Wandering downhill towards the port and the ‘inner’ city
marina, we found ourselves in Maria Pita Plaza (Praza in Galician). In 1589, on the orders of Queen Elizabeth I,
Sir Francis Drake led English troops to lay siege to the city. Following the death of her husband during the
attack, Maria Pita tore the English standard from a lance and killed Drake’s
brother with it, with the cry “Let all honourable men and women follow
me”. So fierce was her rage, the 4000
inhabitants fought off three times that number of fearful Englishmen. She has come to represent the strength and
determination that characterise the women of A Coruña.
Maria Pita’s statue faces the imposing edifice of the City Hall. As we emerged onto the waterfront, we discovered why the city is known as the ‘Ciudad de cristal’ – glass city. Originally fishermen’s houses, the buildings that line the Avenidas de Montouto and da Mariña are completely glazed on the façades of their upper floors. The windows enclose balconies, and each is slightly different in design. Forming a terrace, they are spectacular. Looking closer, one notices a plethora of Modernist and Art Nouveau styles of architecture, including stonework, moulding and wrought iron.
We took in a little culture at the Fine Arts Museum, and sampled several local specialities, including Estrella beer, octopus and empanada – a savoury filled pastry. There was masses more we didn’t find time for, including a ride on the tram along the longest promenade in Europe, from which we’d have enjoyed close ups of the Torre de Hercules, originally a Roman lighthouse and still in operation, the Japanese-designed Domus Museum of Mankind, and a spherical glass funicular to the Mirador San Pedro.

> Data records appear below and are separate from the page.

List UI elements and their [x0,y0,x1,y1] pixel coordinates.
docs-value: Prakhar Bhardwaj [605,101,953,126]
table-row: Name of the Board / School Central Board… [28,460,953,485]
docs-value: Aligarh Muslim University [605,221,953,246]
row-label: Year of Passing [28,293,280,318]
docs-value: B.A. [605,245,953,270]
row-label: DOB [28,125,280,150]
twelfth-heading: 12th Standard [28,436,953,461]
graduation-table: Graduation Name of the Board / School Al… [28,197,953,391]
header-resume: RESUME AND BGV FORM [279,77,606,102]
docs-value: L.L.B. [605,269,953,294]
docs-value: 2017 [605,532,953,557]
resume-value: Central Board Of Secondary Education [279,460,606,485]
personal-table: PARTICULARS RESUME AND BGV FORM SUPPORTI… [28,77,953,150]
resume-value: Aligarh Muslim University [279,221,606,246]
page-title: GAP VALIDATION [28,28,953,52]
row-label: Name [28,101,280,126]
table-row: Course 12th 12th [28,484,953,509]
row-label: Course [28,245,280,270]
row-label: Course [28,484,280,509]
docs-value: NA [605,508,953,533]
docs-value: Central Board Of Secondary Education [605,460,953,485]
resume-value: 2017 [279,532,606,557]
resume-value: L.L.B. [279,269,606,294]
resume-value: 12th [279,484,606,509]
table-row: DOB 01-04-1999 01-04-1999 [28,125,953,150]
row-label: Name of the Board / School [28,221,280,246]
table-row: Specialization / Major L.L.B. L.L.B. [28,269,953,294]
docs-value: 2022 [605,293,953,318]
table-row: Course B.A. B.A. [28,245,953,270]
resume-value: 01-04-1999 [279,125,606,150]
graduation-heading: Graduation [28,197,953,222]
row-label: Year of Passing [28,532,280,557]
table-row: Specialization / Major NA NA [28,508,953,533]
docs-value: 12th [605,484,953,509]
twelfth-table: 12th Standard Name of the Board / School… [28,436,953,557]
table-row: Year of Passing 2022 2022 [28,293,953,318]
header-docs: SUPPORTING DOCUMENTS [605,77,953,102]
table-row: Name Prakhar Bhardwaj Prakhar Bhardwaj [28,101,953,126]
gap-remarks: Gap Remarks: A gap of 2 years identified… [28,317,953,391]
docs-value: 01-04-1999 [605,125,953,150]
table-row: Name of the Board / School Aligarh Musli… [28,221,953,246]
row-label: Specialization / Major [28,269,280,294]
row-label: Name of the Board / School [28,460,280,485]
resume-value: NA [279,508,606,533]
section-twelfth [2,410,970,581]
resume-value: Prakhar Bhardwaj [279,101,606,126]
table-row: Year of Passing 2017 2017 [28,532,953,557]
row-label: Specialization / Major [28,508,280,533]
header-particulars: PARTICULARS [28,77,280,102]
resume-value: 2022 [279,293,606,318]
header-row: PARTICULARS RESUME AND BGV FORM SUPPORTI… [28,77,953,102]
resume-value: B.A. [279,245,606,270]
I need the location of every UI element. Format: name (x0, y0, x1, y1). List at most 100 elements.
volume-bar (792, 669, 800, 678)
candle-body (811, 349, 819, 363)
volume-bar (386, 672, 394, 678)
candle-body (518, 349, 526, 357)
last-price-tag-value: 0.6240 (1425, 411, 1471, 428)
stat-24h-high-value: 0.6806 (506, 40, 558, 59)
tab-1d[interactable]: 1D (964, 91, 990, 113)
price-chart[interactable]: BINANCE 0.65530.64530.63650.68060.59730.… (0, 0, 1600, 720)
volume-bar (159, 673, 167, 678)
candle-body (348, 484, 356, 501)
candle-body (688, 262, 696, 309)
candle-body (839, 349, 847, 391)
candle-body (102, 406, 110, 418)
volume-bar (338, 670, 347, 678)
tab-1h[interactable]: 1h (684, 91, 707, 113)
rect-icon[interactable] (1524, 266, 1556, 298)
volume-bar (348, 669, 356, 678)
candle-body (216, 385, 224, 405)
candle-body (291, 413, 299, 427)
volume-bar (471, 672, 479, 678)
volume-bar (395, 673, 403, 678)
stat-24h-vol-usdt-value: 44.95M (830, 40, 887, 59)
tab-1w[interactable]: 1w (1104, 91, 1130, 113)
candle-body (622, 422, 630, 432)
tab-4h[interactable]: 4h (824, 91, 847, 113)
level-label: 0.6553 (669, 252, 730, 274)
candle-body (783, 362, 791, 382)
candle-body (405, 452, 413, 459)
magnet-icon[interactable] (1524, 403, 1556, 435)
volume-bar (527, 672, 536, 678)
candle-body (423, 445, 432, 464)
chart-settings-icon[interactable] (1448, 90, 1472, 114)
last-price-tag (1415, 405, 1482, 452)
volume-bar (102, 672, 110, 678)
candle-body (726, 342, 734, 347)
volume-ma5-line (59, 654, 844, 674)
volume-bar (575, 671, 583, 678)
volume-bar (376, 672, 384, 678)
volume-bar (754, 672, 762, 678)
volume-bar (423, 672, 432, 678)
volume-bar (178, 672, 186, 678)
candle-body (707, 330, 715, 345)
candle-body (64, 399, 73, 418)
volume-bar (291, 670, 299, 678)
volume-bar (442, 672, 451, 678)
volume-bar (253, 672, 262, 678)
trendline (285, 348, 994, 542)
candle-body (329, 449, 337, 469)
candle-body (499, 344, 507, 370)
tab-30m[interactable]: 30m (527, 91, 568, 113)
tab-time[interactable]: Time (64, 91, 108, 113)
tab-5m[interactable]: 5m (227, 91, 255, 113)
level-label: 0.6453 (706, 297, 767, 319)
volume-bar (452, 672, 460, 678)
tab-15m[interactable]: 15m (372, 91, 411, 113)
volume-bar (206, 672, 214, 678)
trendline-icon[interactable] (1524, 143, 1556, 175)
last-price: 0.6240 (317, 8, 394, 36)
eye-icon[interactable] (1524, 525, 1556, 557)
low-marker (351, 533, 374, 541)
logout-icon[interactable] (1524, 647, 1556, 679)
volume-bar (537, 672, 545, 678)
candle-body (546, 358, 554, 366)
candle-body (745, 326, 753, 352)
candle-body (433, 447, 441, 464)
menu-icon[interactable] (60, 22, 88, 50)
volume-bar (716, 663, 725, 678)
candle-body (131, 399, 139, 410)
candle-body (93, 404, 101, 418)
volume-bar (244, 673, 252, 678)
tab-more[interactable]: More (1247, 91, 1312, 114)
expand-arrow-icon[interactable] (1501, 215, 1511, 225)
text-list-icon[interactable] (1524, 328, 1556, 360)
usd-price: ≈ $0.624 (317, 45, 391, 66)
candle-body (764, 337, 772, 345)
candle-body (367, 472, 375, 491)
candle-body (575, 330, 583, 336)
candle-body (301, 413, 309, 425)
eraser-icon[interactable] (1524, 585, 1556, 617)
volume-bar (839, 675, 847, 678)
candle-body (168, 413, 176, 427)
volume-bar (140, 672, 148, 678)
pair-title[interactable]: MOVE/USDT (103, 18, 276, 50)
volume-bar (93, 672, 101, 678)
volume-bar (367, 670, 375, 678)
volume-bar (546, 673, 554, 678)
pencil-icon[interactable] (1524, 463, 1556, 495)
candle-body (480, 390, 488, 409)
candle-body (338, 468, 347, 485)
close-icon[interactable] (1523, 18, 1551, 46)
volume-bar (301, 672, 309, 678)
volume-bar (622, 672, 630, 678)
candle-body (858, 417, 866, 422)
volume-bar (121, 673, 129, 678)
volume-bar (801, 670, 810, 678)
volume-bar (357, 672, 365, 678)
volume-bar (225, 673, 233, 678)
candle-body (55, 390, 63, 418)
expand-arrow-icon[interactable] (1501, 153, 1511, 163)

We were surprised to discover in the Plaza del Humor that some well-known heroes of comedy have transcended borders to become popular abroad: Shakespeare, Laurel and Hardy, Fred and Barney from The Flintstones, and Asterix the Gaul among them. [Note to self-catering visitors: the Mercado, market hall, on the North edge of the Plaza del Humor, has a good selection of produce, butchery, fish and delicatessen stalls; below it is a Gadis supermarket that will deliver free when you spend €60 – just find the right checkout and the helpful assistants do it all for you].
Our daughter made this same trip some years ago, whilst
waiting for the right weather to set off on John Laing, an OYT South tall ship,
across the Bay of Biscay to Dublin. She
told us it was a must-do. Skipper’s
parents have ‘done’ the Camino twice, and another friend of ours has also
walked one of the pilgrimage routes, discovering the wonderful Galician white
along the way. We were lucky with a
lovely sunny day, and followed a route Mate found on a website to take in all
the key sights of this ancient city, the third most important in Christendom,
after Jerusalem and Rome.
Of course, we had some boat jobs to attend to as well as ‘touristing’, whilst waiting for the right weather to ‘go around the corner’ to start heading South again. But while we were here, we took advantage of a straightforward train journey a little way inland, to Santiago de Compostela.
Once again we selected just one museum, deciding on the Museum
of Pilgrimage, which triggered a lively conversation about religion versus
tourism, and their relative financial impact.
Refreshed by wonderful hot chocolate con churros at Café Metate,
a former chocolate factory where they still make their own chocolate, we
strolled through the covered market, a series of domed-roofed halls each
specialising in different foods: butchery, fish, fresh fruit and vegetables.
Disappointed by our visit to the mighty Cathedral itself,
currently an enormous building site with almost the entire interior clad in
scaffolding and plastic, we nonetheless enjoyed the grand finale of the Praza
do Obradoiro, the square that fronts the West façade in all its Romanesque
glory. Cynical as we may be, it was
still moving to experience the triumph and elation of pilgrims realising they
had finally reached the pinnacle of their journeys.